Monday, January 4, 2010

The Name "Austrian School" as a Badge of Honor

Richard Ebeling emails:

I have no embarrassment or "shame" calling myself an "Austrian Economist" or a member of the "Austrian School". It is a noble tradition in the history of economics that continues to have time relevancy and application to our current economic circumstances.

I have too much respect and appreciation for the intellectual courage and contributions of those great thinkers from Menger and Bohm-Bwarek to Mises, Hayek, Kirzner and Rothbard to turn my back on a set of ideas that has so profoundly influenced my understanding of the social world and economic order.

And why this name change? Because you feel uncomfortable with some of the "press" that Austrian economics has been received during the current economic crisis?

That would be like expecting Mises and Hayek not to identify themselves with the Austrian tradition any more because Hans Mayer --who was Friedrich von Wieser's successor as a professor of economics at the University of Vienna-- ended up being a public Nazi collaborator after the German takeover of Austria in March 1938.

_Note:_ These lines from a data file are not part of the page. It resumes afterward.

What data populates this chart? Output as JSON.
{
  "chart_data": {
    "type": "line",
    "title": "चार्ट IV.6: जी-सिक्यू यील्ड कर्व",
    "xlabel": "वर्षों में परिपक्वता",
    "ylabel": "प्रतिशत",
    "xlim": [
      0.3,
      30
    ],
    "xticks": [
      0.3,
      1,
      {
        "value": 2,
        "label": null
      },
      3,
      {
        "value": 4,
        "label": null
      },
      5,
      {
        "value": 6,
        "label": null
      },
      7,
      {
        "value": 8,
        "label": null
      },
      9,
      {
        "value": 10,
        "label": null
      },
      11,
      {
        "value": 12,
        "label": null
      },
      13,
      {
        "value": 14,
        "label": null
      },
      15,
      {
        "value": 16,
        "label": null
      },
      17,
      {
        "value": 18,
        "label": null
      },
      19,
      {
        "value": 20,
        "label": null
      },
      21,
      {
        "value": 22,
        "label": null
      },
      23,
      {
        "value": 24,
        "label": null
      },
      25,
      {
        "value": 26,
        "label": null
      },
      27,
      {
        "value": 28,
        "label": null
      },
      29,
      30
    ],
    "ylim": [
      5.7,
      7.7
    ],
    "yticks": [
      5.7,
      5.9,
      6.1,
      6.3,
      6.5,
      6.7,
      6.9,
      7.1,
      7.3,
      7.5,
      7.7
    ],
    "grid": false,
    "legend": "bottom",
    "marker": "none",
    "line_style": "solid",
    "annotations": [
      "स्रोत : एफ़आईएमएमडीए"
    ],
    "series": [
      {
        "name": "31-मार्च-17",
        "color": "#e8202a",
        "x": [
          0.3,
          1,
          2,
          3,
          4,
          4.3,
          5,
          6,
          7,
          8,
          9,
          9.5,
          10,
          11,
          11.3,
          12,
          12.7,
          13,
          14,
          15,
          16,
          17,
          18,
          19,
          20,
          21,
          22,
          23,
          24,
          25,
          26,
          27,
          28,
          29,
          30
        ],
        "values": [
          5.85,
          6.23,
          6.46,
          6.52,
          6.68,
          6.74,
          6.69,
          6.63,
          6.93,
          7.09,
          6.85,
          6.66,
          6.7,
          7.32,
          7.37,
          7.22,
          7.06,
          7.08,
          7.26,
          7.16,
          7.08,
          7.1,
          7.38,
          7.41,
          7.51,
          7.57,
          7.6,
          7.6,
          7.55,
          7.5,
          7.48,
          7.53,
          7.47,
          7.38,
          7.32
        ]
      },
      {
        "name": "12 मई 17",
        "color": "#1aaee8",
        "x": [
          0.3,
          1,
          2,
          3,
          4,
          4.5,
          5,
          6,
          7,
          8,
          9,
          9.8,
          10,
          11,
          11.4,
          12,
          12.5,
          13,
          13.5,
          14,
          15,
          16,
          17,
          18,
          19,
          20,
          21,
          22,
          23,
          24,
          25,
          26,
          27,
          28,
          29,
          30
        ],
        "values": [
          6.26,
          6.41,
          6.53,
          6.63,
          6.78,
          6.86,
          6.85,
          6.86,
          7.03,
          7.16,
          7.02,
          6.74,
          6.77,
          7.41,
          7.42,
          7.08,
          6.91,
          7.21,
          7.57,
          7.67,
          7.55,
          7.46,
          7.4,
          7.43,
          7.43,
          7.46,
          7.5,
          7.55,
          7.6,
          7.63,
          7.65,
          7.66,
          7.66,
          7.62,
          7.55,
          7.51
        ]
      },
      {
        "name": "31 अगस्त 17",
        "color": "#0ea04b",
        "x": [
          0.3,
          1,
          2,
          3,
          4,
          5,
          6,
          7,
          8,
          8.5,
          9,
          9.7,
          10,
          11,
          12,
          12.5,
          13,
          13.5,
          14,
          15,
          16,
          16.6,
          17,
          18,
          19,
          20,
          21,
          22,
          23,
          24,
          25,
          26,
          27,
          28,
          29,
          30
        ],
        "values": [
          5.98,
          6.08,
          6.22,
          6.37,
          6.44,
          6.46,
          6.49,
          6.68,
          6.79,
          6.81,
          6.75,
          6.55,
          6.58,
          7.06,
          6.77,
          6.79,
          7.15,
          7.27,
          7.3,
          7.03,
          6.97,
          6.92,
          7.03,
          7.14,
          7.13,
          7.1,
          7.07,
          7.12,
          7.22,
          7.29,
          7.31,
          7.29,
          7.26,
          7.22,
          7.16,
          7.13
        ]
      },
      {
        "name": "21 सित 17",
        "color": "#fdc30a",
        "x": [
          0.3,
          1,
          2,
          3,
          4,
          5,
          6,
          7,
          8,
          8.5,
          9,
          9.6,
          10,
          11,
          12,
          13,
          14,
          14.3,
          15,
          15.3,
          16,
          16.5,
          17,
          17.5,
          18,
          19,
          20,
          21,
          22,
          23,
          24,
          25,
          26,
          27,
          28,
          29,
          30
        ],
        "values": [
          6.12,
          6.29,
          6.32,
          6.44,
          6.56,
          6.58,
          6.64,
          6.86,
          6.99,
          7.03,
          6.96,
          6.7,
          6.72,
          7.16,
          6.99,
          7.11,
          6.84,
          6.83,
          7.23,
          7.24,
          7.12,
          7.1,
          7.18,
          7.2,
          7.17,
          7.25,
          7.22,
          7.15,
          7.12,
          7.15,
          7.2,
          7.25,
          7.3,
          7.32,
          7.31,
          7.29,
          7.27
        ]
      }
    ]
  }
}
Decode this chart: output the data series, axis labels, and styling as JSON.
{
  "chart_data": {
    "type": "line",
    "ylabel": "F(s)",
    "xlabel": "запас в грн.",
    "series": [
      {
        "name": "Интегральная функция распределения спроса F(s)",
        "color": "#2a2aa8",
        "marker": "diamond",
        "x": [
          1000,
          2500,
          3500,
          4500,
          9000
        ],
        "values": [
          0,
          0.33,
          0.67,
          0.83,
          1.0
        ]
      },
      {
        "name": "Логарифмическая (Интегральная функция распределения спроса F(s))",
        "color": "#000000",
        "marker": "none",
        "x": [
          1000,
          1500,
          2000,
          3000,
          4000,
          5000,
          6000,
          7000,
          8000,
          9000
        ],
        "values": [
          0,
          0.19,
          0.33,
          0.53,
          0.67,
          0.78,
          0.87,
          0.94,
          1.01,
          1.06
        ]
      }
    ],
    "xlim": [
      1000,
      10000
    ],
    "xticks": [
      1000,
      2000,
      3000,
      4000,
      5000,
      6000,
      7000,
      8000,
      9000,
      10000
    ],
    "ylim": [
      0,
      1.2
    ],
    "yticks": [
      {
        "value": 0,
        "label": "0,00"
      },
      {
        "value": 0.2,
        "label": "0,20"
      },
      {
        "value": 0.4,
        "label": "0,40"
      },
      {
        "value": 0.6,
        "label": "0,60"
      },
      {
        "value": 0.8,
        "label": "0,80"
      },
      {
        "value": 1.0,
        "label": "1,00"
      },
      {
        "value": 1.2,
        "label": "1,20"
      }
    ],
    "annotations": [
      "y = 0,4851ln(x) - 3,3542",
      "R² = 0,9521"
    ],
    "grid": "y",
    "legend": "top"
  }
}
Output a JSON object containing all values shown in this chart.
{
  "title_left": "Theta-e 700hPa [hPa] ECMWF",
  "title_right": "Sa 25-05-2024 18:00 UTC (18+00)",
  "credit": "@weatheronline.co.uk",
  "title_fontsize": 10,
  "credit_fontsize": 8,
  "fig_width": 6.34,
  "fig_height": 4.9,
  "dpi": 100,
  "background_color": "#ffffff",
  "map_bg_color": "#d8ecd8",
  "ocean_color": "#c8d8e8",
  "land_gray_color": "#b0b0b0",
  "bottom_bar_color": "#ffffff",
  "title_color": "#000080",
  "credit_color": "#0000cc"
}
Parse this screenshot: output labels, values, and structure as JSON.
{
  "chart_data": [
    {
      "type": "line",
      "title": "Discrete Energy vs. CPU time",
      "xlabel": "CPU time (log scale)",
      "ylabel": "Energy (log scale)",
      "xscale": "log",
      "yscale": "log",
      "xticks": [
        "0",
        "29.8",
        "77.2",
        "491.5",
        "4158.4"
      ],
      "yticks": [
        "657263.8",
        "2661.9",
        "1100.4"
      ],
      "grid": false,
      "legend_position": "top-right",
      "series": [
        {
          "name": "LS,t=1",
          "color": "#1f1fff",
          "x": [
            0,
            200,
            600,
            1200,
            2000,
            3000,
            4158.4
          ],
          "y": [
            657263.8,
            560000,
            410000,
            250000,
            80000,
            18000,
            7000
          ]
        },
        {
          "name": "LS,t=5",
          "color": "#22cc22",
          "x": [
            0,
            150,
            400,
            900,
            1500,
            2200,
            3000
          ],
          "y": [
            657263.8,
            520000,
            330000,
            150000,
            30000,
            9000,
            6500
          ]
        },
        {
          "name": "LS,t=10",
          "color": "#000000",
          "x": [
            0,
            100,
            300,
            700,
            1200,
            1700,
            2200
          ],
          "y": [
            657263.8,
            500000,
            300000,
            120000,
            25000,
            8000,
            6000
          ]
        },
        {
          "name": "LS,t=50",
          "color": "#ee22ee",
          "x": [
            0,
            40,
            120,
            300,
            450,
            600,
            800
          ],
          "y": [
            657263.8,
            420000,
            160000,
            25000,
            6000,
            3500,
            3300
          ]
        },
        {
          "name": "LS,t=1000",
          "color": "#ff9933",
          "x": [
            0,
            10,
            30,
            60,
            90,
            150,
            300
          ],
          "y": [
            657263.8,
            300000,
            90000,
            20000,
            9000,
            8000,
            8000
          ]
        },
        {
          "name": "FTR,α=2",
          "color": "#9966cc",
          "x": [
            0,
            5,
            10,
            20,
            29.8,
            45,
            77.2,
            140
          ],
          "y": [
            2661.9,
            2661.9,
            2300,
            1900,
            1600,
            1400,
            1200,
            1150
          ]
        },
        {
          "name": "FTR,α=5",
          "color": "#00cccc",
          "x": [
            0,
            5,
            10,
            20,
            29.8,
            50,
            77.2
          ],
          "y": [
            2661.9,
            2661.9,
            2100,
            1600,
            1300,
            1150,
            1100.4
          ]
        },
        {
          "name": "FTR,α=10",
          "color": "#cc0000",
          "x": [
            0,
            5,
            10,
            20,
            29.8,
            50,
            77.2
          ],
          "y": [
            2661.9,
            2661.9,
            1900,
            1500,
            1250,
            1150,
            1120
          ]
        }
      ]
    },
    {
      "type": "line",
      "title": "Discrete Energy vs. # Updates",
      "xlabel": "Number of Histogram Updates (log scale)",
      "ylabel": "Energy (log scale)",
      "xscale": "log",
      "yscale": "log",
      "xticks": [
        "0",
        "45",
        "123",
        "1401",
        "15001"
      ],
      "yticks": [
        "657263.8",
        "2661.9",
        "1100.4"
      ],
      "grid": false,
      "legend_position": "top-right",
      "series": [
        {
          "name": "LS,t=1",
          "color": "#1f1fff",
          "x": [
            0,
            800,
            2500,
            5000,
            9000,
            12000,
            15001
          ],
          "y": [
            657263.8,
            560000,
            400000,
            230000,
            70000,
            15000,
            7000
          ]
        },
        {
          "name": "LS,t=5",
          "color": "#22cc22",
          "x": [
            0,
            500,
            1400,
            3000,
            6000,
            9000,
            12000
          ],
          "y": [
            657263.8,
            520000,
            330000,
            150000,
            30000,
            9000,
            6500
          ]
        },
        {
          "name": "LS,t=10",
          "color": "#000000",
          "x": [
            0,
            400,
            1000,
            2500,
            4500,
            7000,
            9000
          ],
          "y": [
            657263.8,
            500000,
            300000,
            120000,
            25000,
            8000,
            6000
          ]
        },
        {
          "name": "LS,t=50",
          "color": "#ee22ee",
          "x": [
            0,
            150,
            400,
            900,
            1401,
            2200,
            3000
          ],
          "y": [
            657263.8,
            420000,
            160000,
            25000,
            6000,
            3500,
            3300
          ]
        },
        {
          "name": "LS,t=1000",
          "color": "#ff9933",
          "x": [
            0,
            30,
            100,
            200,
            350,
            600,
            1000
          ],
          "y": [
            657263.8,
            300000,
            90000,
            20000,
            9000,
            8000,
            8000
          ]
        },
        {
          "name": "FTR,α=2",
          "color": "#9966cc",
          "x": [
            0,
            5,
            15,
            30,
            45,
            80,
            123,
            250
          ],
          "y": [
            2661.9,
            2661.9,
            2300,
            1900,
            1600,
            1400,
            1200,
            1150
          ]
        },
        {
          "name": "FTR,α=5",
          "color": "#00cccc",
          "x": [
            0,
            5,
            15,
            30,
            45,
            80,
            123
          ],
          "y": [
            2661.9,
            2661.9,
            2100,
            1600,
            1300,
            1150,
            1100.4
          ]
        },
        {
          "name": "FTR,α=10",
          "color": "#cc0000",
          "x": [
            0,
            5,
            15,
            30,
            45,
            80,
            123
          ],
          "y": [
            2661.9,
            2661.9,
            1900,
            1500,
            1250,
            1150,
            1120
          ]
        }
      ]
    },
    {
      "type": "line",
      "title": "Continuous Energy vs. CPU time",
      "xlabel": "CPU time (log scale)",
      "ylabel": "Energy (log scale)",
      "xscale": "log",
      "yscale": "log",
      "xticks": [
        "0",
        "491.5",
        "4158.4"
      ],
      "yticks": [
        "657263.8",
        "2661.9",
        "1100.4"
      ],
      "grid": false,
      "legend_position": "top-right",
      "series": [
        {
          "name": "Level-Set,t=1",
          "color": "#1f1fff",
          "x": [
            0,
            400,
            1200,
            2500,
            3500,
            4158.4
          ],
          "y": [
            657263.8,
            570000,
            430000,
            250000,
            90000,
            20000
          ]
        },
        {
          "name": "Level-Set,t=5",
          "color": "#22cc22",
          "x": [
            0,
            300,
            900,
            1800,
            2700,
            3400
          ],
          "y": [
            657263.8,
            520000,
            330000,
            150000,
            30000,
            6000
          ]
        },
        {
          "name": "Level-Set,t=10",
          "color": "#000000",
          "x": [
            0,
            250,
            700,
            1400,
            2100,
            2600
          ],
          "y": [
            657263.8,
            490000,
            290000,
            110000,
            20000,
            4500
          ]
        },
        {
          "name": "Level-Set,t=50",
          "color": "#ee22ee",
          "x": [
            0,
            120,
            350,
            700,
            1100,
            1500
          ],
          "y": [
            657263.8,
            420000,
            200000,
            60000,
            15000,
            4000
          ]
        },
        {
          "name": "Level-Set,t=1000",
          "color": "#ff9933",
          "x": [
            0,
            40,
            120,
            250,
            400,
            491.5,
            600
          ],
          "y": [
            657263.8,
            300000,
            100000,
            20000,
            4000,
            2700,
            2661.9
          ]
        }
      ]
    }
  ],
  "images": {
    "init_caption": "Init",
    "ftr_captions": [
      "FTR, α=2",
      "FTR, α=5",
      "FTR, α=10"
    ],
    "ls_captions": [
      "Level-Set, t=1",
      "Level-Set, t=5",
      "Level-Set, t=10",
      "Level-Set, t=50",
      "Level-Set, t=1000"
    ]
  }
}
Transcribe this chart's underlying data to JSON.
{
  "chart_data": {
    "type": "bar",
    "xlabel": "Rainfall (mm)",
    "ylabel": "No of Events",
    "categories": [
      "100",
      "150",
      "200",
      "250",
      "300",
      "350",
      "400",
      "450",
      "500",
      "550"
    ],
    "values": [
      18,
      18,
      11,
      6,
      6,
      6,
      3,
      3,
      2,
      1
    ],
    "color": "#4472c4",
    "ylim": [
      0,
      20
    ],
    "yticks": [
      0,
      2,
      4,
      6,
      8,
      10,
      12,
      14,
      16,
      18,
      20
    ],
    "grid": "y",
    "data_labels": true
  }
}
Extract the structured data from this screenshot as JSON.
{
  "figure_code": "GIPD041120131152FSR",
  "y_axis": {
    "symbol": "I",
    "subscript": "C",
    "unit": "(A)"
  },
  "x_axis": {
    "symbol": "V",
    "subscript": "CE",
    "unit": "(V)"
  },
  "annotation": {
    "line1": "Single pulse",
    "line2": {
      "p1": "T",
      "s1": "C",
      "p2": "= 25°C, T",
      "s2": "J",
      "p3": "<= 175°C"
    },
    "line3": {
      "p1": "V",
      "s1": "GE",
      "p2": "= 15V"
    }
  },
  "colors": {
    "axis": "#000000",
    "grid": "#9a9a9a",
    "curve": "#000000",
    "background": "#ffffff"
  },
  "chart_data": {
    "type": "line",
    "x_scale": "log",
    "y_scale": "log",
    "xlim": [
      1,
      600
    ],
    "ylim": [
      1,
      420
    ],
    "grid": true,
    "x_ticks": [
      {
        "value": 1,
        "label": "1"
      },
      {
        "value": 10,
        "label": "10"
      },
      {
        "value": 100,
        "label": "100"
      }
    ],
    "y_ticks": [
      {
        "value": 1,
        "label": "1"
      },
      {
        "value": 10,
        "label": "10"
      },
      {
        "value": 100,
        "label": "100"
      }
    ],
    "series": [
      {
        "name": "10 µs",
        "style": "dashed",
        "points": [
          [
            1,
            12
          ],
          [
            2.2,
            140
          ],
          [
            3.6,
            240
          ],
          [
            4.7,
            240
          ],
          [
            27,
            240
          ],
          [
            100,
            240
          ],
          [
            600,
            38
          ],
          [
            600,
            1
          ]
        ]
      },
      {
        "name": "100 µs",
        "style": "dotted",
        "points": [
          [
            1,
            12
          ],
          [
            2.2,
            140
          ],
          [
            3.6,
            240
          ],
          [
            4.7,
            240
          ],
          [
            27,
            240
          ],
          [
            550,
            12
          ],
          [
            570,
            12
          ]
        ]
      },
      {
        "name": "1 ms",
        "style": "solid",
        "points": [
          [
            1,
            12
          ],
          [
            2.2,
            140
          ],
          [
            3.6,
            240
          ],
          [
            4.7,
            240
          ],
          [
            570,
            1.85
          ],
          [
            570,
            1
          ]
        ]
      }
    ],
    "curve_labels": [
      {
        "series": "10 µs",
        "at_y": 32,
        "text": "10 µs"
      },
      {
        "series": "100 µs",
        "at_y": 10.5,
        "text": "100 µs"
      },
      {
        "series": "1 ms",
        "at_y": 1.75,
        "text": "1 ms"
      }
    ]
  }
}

When the proceedings volume of the famous "Colloquium Walter Lippman" was published in Paris in late 1938, the names and nationalities of the participants were listed at the beginning of the book. Lionel Robbins and F. A. Hayek were listed as from Great Britain, for example.

But not wanting to be in any way identified with, now, a Nazi Germany and Austria, the nationality of both Ludwig von Mises and Wilhelm Ropke were listed as "Austrian School" (I'm not joking.)

The name "Austrian School" was, clearly, a badge of honor to Mises and Ropke in the face of the triumph of National Socialism in their respective homelands.